7.2 foreachBatch : Le pont entre streaming et batch

foreachBatch permet d’appliquer n’importe quelle logique batch sur chaque micro-batch. C’est crucial pour les upserts avec MERGE INTO.

Voir le code

# foreachBatch avec MERGE INTO Delta

foreach_batch_example = '''
from delta.tables import DeltaTable

# ═══════════════════════════════════════════════════════════════
# Fonction de traitement par micro-batch
# ═══════════════════════════════════════════════════════════════

def upsert_to_delta(micro_batch_df, batch_id):
    """
    Appelée pour chaque micro-batch.
    micro_batch_df : DataFrame Spark normal (pas streaming)
    batch_id : Identifiant unique du batch
    """
    print(f"Processing batch {batch_id} with {micro_batch_df.count()} records")
    
    # Vérifier si la table existe
    if DeltaTable.isDeltaTable(spark, "s3a://silver/customers/"):
        # Table existe → MERGE (upsert)
        target = DeltaTable.forPath(spark, "s3a://silver/customers/")
        
        target.alias("target").merge(
            micro_batch_df.alias("source"),
            "target.customer_id = source.customer_id"
        ).whenMatchedUpdate(
            set={
                "name": "source.name",
                "email": "source.email",
                "updated_at": "current_timestamp()"
            }
        ).whenNotMatchedInsert(
            values={
                "customer_id": "source.customer_id",
                "name": "source.name",
                "email": "source.email",
                "created_at": "current_timestamp()",
                "updated_at": "current_timestamp()"
            }
        ).execute()
    else:
        # Table n'existe pas → CREATE
        micro_batch_df.write \
            .format("delta") \
            .mode("overwrite") \
            .save("s3a://silver/customers/")

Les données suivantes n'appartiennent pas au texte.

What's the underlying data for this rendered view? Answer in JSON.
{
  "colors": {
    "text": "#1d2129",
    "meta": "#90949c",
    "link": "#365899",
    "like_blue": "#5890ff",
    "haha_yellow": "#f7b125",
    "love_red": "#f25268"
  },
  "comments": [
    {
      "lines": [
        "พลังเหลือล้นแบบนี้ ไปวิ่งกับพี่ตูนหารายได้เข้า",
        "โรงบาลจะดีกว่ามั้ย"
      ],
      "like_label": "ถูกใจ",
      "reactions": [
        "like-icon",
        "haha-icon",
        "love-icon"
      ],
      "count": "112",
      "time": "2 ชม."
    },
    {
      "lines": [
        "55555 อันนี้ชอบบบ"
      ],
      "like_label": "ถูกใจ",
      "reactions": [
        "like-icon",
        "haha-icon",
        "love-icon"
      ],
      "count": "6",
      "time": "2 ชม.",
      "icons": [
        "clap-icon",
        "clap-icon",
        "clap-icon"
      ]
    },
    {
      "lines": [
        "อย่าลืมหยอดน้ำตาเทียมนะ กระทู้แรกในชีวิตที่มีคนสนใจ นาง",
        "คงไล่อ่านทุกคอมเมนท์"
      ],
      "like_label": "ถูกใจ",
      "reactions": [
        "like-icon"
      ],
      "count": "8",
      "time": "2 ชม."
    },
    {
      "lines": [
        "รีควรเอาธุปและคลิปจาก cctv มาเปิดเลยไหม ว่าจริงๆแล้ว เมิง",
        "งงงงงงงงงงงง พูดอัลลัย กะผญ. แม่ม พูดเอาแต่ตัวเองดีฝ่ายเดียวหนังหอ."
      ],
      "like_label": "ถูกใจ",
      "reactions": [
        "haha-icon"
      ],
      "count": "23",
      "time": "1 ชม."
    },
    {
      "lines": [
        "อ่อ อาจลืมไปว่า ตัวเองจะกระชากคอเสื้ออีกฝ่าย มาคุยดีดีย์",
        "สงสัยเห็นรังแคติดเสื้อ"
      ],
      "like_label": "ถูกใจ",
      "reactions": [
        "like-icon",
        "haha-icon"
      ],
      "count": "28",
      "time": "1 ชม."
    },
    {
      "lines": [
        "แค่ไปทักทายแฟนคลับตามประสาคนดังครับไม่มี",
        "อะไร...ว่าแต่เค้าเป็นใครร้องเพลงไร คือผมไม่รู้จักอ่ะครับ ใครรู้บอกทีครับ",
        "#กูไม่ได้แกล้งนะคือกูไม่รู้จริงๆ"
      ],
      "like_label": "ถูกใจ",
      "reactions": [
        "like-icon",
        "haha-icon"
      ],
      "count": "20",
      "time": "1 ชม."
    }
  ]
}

# ═══════════════════════════════════════════════════════════════
# Utiliser foreachBatch
# ═══════════════════════════════════════════════════════════════

query = customers_stream.writeStream \
    .foreachBatch(upsert_to_delta) \
    .option("checkpointLocation", "/tmp/checkpoints/customers-upsert") \
    .outputMode("update") \
    .start()
'''

print(foreach_batch_example)
print("\n💡 Avantages de foreachBatch :")
print("• Utiliser MERGE INTO (upserts)")
print("• Écrire vers plusieurs sinks")
print("• Appliquer n'importe quelle logique batch")
print("• Exactly-once avec checkpointing")

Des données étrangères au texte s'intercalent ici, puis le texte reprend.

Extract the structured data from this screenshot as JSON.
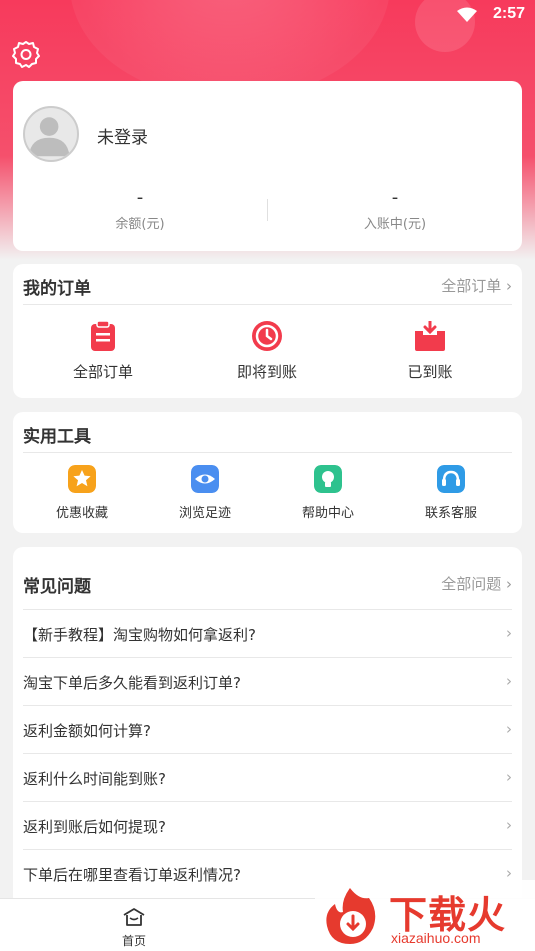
{
  "status_bar": {
    "time": "2:57"
  },
  "profile": {
    "login_status": "未登录",
    "balance_value": "-",
    "balance_label": "余额(元)",
    "pending_value": "-",
    "pending_label": "入账中(元)"
  },
  "orders": {
    "title": "我的订单",
    "more_label": "全部订单",
    "items": [
      {
        "label": "全部订单",
        "icon": "clipboard-icon"
      },
      {
        "label": "即将到账",
        "icon": "clock-icon"
      },
      {
        "label": "已到账",
        "icon": "inbox-download-icon"
      }
    ]
  },
  "tools": {
    "title": "实用工具",
    "items": [
      {
        "label": "优惠收藏",
        "icon": "star-icon",
        "color": "#f7a21b"
      },
      {
        "label": "浏览足迹",
        "icon": "eye-icon",
        "color": "#4a8ef0"
      },
      {
        "label": "帮助中心",
        "icon": "lightbulb-icon",
        "color": "#2ec28e"
      },
      {
        "label": "联系客服",
        "icon": "headset-icon",
        "color": "#2f9be6"
      }
    ]
  },
  "faq": {
    "title": "常见问题",
    "more_label": "全部问题",
    "items": [
      "【新手教程】淘宝购物如何拿返利?",
      "淘宝下单后多久能看到返利订单?",
      "返利金额如何计算?",
      "返利什么时间能到账?",
      "返利到账后如何提现?",
      "下单后在哪里查看订单返利情况?"
    ]
  },
  "tabbar": {
    "home_label": "首页"
  },
  "watermark": {
    "title": "下载火",
    "subtitle": "xiazaihuo.com"
  },
  "colors": {
    "brand": "#f73a5c",
    "order_icon": "#f23b4c",
    "watermark": "#e63a2e"
  }
}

Exercice 5 : Upsert streaming avec foreachBatch

# Créer un pipeline qui :
# 1. Lit des updates de statut de commande depuis Kafka
# 2. Fait un MERGE INTO vers une table Delta 'order_status'
# 3. Met à jour le statut si la commande existe, sinon insère

💡 Solution

def upsert_order_status(df, batch_id):
    if DeltaTable.isDeltaTable(spark, "/tmp/order_status"):
        target = DeltaTable.forPath(spark, "/tmp/order_status")
        target.alias("t").merge(
            df.alias("s"), "t.order_id = s.order_id"
        ).whenMatchedUpdate(
            set={"status": "s.status", "updated_at": "current_timestamp()"}
        ).whenNotMatchedInsertAll().execute()
    else:
        df.write.format("delta").save("/tmp/order_status")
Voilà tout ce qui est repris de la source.